Während eines Brandtests im Mai 2026 ereignete sich die Explosion der New Glenn-Rakete war spektakulär. Ein Rückschlag für Blue Origin, der den Forschern der Sandia National Laboratories eine wissenschaftliche Chance bot. Sie erfassten und analysierten niederfrequente Schallwellen, den Infraschall.erzeugt durch die Explosion, um Informationen zu erhalten.
Bestätigungen mit Ultraschall
Das Team nutzte eine Reihe von Breitband-Mikrobarometern, um Infraschallsignale zu erkennen.
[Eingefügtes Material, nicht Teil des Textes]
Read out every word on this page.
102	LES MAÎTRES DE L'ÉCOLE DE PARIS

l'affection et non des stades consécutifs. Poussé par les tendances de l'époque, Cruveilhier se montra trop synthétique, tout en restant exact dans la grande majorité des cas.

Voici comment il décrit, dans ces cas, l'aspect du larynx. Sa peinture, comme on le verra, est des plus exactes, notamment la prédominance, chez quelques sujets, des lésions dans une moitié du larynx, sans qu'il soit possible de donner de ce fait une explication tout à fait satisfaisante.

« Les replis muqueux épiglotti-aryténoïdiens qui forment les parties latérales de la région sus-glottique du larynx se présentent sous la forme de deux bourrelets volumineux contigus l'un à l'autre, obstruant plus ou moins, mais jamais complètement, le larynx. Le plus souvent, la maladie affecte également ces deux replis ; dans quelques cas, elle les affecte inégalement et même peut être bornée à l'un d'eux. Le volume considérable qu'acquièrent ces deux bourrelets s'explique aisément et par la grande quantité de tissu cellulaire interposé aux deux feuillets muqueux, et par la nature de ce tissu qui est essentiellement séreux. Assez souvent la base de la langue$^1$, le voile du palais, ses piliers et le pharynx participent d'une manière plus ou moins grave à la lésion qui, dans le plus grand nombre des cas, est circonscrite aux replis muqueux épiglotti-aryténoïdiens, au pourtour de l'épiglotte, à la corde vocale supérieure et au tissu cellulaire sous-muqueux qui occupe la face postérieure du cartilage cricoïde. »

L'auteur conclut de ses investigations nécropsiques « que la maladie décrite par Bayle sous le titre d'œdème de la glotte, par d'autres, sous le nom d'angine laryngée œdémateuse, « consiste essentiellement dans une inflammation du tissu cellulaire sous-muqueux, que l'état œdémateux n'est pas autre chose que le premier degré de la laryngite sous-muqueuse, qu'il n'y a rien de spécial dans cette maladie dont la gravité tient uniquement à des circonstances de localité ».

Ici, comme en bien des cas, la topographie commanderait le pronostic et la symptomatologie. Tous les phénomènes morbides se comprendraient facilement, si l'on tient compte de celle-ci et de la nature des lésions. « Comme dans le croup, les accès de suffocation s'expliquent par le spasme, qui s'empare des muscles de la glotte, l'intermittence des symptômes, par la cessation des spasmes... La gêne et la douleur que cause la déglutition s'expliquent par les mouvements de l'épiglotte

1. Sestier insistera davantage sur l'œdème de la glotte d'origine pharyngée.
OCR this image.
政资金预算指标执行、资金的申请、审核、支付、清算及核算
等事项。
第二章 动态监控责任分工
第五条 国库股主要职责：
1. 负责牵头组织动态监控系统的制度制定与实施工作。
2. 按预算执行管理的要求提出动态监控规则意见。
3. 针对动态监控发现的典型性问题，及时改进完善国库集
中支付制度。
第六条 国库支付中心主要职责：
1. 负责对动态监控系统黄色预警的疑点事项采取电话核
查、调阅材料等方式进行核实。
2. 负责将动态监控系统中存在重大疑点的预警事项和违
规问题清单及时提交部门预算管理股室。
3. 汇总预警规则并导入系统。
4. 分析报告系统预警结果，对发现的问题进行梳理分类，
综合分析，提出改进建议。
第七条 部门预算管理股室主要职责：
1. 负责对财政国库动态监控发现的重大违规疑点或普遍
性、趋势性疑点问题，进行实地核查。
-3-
Durch die Analyse von Daten von 36 Stationen, von denen einige bis zu 1.700 Kilometer entfernt liegen Von der Explosionsstelle konnten die Forscher eine Rückprojektion durchführen.
Diese Technik ermöglichte es ihnen, den genauen Zeitpunkt und Ort der Explosion in Cape Canaveral unabhängig zu bestätigen und so Videoaufzeichnungen des Vorfalls zu bestätigen.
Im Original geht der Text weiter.